Life After a Triple Arthrodesis
Because the three fused joints no longer move, you will permanently lose the side-to-side motion in your hindfoot. In practical terms, this means walking on uneven terrain like gravel, grass, or hiking trails feels different and requires more attention. Running and high-impact sports are generally not recommended. Most people, however, find that the trade-off is worthwhile: the pain that dominated their daily life before surgery is gone or dramatically reduced.

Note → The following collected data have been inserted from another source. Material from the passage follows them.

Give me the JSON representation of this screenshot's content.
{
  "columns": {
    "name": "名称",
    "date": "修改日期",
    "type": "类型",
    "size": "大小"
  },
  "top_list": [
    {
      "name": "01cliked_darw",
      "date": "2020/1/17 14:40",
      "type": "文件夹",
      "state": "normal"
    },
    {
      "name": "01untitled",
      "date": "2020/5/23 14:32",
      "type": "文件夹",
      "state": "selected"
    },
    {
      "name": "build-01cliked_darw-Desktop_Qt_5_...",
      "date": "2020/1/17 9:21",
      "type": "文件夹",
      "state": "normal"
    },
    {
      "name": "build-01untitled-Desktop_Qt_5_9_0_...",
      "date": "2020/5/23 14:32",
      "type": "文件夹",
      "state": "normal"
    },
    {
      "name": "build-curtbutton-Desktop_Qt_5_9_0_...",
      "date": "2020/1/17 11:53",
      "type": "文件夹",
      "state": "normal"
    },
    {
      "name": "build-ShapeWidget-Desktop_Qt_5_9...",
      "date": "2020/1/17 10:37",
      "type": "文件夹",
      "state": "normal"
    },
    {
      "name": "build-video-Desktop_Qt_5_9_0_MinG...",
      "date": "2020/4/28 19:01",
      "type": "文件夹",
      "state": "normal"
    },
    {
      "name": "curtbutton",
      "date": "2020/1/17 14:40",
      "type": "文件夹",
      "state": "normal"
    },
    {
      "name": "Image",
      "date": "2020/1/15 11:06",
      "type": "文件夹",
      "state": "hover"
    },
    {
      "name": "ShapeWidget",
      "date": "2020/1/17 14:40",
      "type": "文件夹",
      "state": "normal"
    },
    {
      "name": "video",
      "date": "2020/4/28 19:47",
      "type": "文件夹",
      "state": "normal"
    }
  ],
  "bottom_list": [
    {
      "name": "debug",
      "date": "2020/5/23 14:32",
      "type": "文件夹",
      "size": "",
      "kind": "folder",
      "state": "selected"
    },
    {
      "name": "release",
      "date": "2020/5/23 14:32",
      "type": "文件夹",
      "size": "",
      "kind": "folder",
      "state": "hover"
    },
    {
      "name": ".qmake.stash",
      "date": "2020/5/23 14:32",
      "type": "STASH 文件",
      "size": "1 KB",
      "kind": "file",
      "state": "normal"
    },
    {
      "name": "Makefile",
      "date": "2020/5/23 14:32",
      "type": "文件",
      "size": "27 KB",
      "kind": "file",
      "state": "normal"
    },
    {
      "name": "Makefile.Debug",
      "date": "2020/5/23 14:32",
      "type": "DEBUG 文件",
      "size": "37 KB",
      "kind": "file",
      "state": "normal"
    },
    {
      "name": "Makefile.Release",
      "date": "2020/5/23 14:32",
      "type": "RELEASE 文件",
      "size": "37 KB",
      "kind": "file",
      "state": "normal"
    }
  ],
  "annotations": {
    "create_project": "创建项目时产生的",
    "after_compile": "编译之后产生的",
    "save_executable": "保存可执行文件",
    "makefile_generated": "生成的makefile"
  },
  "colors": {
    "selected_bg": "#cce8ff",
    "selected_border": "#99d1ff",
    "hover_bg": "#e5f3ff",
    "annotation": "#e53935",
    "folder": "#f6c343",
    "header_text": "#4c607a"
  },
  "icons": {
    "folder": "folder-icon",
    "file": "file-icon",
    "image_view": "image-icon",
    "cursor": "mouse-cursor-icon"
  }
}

Flat, supportive shoes with cushioned soles work best after fusion. Many people return to desk jobs, light physical work, and recreational walking without difficulty. The ankle joint above and the midfoot joints in front of the fusion still provide some motion, so the foot is not completely rigid. Your gait may look slightly different to a trained eye, but most patients walk without a noticeable limp once fully healed.
Risks and Complications
The most significant risk specific to this surgery is nonunion, where one or more of the three joints fails to fuse. When this happens, pain persists and a second surgery may be needed to re-prepare the joint surfaces and add bone graft. Smoking is one of the strongest risk factors for nonunion because nicotine constricts blood vessels and starves healing bone of oxygen and nutrients.
Malunion is another concern. This means the bones fuse successfully but in a less-than-ideal position, which can cause abnormal pressure on other parts of the foot. Nerve damage near the incision sites can cause numbness or tingling on the top or outer edge of the foot. Wound healing problems, infection, and blood clots are general surgical risks that apply here as well, particularly in patients with diabetes or poor circulation.
Over the long term, the joints above and below the fusion, especially the ankle, absorb extra stress because the fused joints can no longer share the load. This can accelerate wear on the ankle joint over a period of years or decades, potentially leading to ankle arthritis later in life. The risk is real but not inevitable, and for most patients, the immediate relief from hindfoot pain outweighs this long-term consideration.